The 2013 China Sales Satisfaction Index (SSI) Study is based on survey responses from 14,462 vehicle owners who purchased a new vehicle between July 2012 and February 2013. The study was fielded from January through April 2013 in 46 major cities in China.
The China Sales Satisfaction Index (SSI) Study is one of eight consumer-based benchmark studies conducted by J.D. Power Asia Pacific in China. Other 2013 studies conducted by J.D. Power Asia Pacific include:
- The China Customer Satisfaction Index (CSI) Study, which examines satisfaction with the after-sales service experience among vehicle owners between 12 and 24 months of ownership, will be released in late July.
- The China New-Vehicle Intender Study (NVIS), which examines customers’ pre-purchase perceptions and considerations, will be released in late August.
- The China Original Equipment Tire Satisfaction Index (OE-TSI) Study, which measures customer satisfaction with original equipment tires, will be released in August.
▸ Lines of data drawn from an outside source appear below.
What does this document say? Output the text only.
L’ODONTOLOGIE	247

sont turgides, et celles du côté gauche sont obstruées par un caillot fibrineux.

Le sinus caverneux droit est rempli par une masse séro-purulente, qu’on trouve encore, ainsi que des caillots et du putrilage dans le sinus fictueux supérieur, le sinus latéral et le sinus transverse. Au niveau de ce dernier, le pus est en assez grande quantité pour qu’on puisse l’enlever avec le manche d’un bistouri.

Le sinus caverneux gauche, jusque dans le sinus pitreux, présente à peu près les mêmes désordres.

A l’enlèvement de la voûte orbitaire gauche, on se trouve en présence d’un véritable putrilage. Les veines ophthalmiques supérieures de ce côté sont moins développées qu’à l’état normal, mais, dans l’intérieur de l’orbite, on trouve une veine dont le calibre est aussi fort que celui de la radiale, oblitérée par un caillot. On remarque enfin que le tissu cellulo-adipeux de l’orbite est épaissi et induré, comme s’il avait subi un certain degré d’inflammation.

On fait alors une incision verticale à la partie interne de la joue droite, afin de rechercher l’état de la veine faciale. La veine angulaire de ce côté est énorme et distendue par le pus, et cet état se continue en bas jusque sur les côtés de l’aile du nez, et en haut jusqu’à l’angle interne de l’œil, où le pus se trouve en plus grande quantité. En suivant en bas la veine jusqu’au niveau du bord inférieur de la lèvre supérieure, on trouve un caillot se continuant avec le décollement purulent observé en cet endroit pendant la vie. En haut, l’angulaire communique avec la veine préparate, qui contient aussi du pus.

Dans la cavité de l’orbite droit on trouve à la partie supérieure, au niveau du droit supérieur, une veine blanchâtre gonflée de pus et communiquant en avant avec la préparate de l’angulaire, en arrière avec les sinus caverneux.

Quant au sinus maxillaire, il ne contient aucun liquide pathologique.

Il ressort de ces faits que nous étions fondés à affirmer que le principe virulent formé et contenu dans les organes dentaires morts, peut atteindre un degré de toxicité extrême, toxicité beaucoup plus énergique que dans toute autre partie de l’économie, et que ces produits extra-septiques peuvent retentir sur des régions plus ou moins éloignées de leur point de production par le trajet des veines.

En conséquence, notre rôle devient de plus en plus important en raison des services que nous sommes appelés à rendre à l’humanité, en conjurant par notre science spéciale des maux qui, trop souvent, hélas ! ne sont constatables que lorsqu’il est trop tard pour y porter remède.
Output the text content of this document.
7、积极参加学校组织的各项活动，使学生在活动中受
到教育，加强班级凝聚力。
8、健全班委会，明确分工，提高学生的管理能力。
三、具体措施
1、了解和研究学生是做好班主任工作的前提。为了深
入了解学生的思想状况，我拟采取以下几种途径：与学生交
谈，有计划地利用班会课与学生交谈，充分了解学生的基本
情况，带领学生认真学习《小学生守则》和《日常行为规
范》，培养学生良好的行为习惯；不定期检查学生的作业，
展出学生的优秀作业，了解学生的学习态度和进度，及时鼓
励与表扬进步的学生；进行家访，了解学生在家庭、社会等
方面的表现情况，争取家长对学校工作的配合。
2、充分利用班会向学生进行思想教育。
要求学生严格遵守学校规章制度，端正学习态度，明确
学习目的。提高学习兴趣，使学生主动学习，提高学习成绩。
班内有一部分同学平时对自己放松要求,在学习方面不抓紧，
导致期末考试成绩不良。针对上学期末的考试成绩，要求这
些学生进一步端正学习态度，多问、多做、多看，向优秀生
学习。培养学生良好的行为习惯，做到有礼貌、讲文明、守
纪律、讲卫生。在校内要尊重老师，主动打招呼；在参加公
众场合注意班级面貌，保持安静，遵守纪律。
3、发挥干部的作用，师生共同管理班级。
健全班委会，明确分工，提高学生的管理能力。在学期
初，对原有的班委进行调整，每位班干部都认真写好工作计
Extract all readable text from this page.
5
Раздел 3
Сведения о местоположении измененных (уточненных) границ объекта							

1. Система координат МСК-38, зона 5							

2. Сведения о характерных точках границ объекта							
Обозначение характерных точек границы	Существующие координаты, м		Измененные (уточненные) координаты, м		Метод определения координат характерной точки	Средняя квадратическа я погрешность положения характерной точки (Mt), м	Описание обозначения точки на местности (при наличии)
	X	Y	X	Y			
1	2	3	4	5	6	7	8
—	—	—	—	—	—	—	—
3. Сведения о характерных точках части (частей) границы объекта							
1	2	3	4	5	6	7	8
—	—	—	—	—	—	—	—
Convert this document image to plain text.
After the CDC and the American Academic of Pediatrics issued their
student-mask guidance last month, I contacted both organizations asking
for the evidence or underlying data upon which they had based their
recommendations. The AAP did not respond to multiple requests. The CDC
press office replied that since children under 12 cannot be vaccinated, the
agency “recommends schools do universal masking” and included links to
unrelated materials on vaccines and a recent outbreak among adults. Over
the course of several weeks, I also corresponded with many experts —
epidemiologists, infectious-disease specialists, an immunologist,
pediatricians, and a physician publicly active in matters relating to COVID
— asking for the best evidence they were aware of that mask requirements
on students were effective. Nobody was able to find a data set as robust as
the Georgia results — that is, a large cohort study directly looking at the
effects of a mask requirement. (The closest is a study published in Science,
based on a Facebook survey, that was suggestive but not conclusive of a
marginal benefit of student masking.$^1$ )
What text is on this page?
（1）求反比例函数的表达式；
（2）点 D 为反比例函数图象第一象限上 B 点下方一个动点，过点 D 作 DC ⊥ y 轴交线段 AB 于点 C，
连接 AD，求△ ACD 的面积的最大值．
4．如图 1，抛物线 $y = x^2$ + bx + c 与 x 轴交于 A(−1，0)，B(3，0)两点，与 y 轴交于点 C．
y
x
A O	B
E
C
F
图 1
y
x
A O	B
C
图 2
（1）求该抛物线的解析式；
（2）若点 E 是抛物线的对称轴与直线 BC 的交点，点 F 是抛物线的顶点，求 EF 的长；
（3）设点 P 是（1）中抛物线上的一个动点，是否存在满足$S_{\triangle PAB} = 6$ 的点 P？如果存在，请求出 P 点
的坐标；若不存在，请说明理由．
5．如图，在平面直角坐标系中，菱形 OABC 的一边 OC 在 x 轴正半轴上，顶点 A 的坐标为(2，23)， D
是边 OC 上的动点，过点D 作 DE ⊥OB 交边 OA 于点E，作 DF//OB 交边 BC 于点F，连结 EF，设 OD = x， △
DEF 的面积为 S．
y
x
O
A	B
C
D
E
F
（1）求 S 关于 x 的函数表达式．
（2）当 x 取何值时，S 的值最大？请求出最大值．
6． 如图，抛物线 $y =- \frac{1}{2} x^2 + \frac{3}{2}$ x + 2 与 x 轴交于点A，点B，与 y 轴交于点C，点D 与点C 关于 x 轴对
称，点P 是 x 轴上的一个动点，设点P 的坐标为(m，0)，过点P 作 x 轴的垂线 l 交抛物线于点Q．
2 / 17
- The China Manufacturer Website Evaluation Study (MWES), which measures the effectiveness of OEM websites on the basis of the Voice of the Customer, will be released in late September.
- The China Initial Quality Study (IQS), which measures problems experienced by new-vehicle owners during the first two to six months of ownership, will be released in October.
- The China Automotive Performance, Execution and Layout (APEAL) Study, which measures what excites and delights owners about their new vehicle’s performance and design during the first two to six months of ownership, will be released in November.
- The China Vehicle Dependability Study (VDS), which evaluates overall vehicle dependability during the first 25-36 months of ownership, will be published in December.
1. Note: Due to the study redesign, the SSI index scores for the 2013 study cannot be compared with index scores from previous years.
2. Note: There are six luxury brands with sufficient samples included in the study.
3. Note: There are 47 mass market brands with sufficient samples included in the study.
4. Note: There are 53 brands with sufficient samples included in the study. The study examines 72 brands in total.
5. Source: J.D. Power 2013 China Sales Satisfaction Index (SSI) StudySM and LMC Automotive.